With WebAssenbly Autocad has been able to port it’s main C software on the web. I doubt this would have been possible in JS
Will it be used on low-end smart phone?
That is where things are headed.
And there will be a MobileAssembly
JS world is moving too fast for my taste, every update is a pain. I use it because I have too, but if I could replace JS with Rust code, I would be tempted.
In contrast, my Elixir code does not change much. Maybe new OTP behaviour, but syntax is similar.
I’m not saying Web Assembly will have no impact - I just don’t think it will be what people are hoping for - i.e. some kind of developer nirvana. There is always some technology on the horizon that will solve all our problems - and then it doesn’t and adds some of its own.
JS world is moving too fast for my taste, every update is a pain.
I expect the same rate of change to transfer to anything Web Assembly related once it is more widely adopted.
The good thing is that WA can be used to augment existing web browser capabilities for application specific requirements and possibly to prototype future web browser capabilities (typically browser native capabilities should still be more performant and resource efficient).
Hopefully many bloated heavyweight JS-libraries will be replaced with lighter and more efficient WA-based libraries. However what concerns me there is whether everybody will sufficiently pay attention to any potential inter-op issues.
Edge Compute is another interesting application area to move processing closer to the consumer without burdening the device on their end.
The bad thing is the potential for “Tower of Babel” syndrome. “Now I don’t have to use JavaScript” can result in the same language fragmentation that already exists on the server side. What is seen by many as a win - “Now I can use my favourite X” will ultimately make collaboration for WA targets harder because all collaborators have to be competent in the source language - of which there will be many (like TypeScript needs to be a WA source language ).
Maybe that is a sign that some of your front end dependencies impose too much maintenance overhead in terms of their sustained rate of change. Could you possibly deliver the same front-end functionality with fewer npm package dependencies in order to reduce the rate of change those dependencies impose on you?
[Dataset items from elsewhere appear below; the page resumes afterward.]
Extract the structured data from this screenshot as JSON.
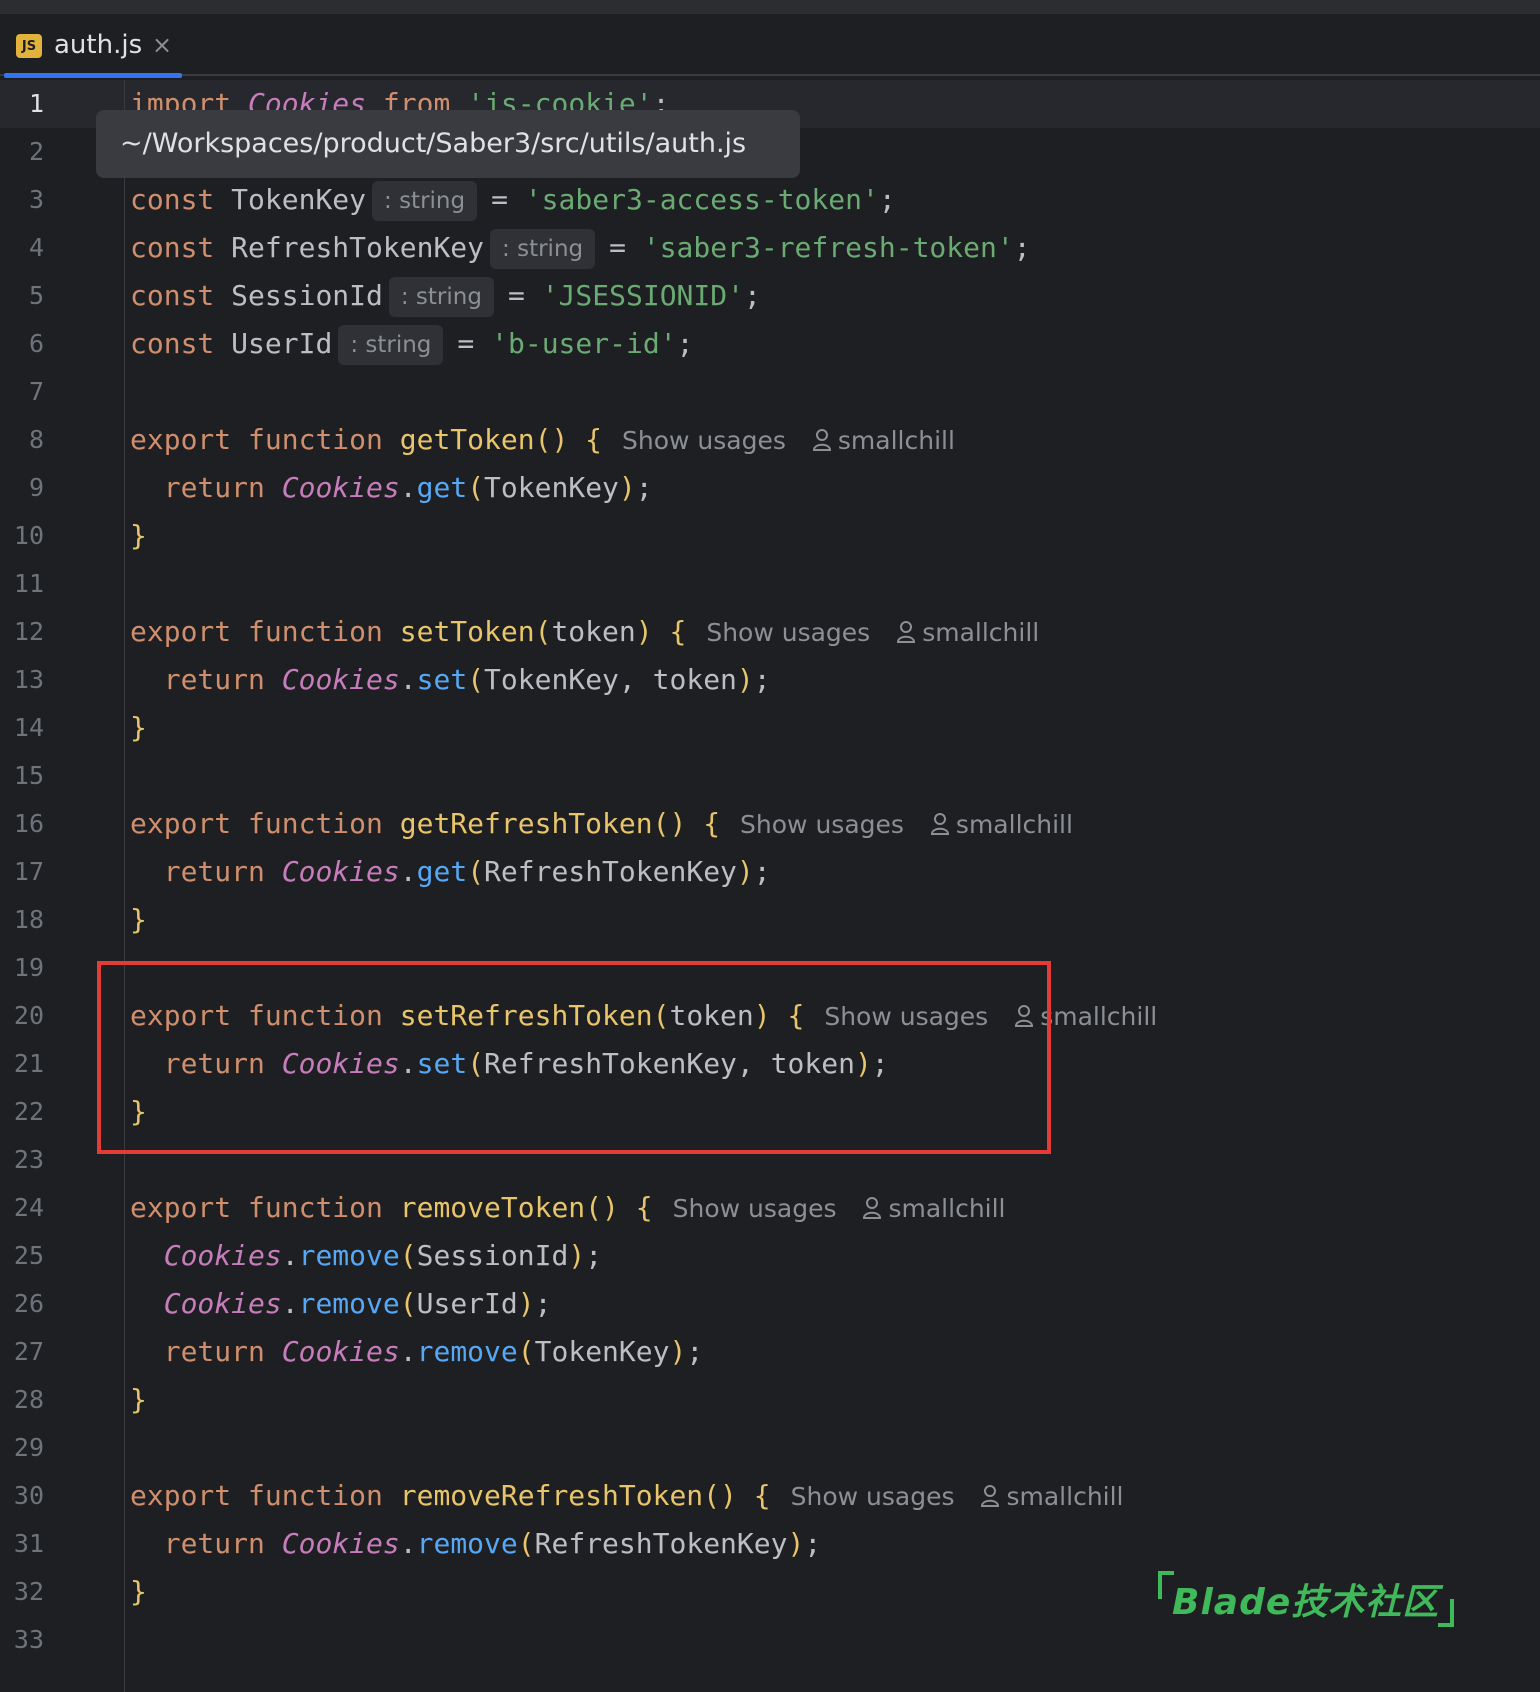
{
  "tab": {
    "badge": "JS",
    "file_name": "auth.js",
    "close_glyph": "×"
  },
  "tooltip": {
    "path": "~/Workspaces/product/Saber3/src/utils/auth.js"
  },
  "watermark": {
    "text": "Blade技术社区"
  },
  "colors": {
    "keyword": "#cf8e6d",
    "function": "#e8c46a",
    "class": "#c77dbb",
    "method": "#56a8f5",
    "string": "#6aab73",
    "highlight_border": "#e53b36",
    "watermark": "#3fb95a"
  },
  "code": {
    "lines": {
      "n1": "1",
      "n2": "2",
      "n3": "3",
      "n4": "4",
      "n5": "5",
      "n6": "6",
      "n7": "7",
      "n8": "8",
      "n9": "9",
      "n10": "10",
      "n11": "11",
      "n12": "12",
      "n13": "13",
      "n14": "14",
      "n15": "15",
      "n16": "16",
      "n17": "17",
      "n18": "18",
      "n19": "19",
      "n20": "20",
      "n21": "21",
      "n22": "22",
      "n23": "23",
      "n24": "24",
      "n25": "25",
      "n26": "26",
      "n27": "27",
      "n28": "28",
      "n29": "29",
      "n30": "30",
      "n31": "31",
      "n32": "32",
      "n33": "33"
    },
    "kw_import": "import",
    "kw_from": "from",
    "kw_const": "const",
    "kw_export": "export",
    "kw_function": "function",
    "kw_return": "return",
    "cls_cookies": "Cookies",
    "str_js_cookie": "'js-cookie'",
    "id_token_key": "TokenKey",
    "id_refresh_token_key": "RefreshTokenKey",
    "id_session_id": "SessionId",
    "id_user_id": "UserId",
    "hint_string": ": string",
    "str_access_token": "'saber3-access-token'",
    "str_refresh_token": "'saber3-refresh-token'",
    "str_jsessionid": "'JSESSIONID'",
    "str_user_id": "'b-user-id'",
    "fn_get_token": "getToken",
    "fn_set_token": "setToken",
    "fn_get_refresh_token": "getRefreshToken",
    "fn_set_refresh_token": "setRefreshToken",
    "fn_remove_token": "removeToken",
    "fn_remove_refresh_token": "removeRefreshToken",
    "param_token": "token",
    "m_get": "get",
    "m_set": "set",
    "m_remove": "remove",
    "show_usages": "Show usages",
    "author": "smallchill"
  }
}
It’s not only code change, but eco system change.
- babel.config.js instead of .babelrc.
- Switching from webpack 2 to 3 was also painful.
As I use React, updating from 16.7 to 16.8 includes hooks… this was also a lot of rewrite.
Touché. That’s 100% accurate.
Highly unlikely to happen retroactively however. IT is a cost center to most businessmen and they religiously cut costs. When a project is in a sufficiently working state the chances of it remaining untouched for a long time (or forever) are hovering around 99%.
Yep. So this will, as you yourself mentioned, bring out a host of all new and fresh problems to solve for consulting money. Sigh. I really liked what one sysadmin friend of mine used to say: “I am looking to automate myself into unemployment”. Whatever happened to “technology will improve lives”?
That’s inevitable and apparently we’re going to suffer through that phase as well. Unless the browser vendors only allow 3-4 of those new frontend languages, which I believe would be a really good decision long-term, albeit authoritarian / oligarchic.
(Nevermind that it’s high time the backend languages got a thorough sweep as well; we have way too many. Cutting them down to even 25 would hugely improve our profession in general. But yeah, never happening, I am aware.)
Technology changes. People in general don’t. The IT area has a long way to go still before it is less chaotic.
From what I observe, 80% uses NodeJs () and the rest is PHP and Java.
It stays chaotic as long as people with no technical knowledge (Management) wants to decide all the technical things based on edgy trends and ranking lists.
https://trends.builtwith.com/framework/traffic/Entire-Internet
NodeJS has high visibility due to being at the core of JS asset building pipelines.
Here in Germany, a lot of startups just go with a full javascript stack, for everything.
I can’t confirm…
Here in Hamburg most offers I receive are Golang, Java or PHP, even C++ was offered more often than JS to me. I have to admit though, that I’m not watching the market, but am open to offers.
Are they startups? I am working in an agency, we worked for 2 startups with a full NodeJS stack and ohne with Golang. A friend of mine works in a bigger company with Java but they also got some new services in NodeJS. Another friend works in a startup, also with a NodeJS stack.
And my boss struggles to find any client that uses Elixir or would be open to use Elixir in the future.
Dreamviewer and Frontpage? Yep, sounds very German.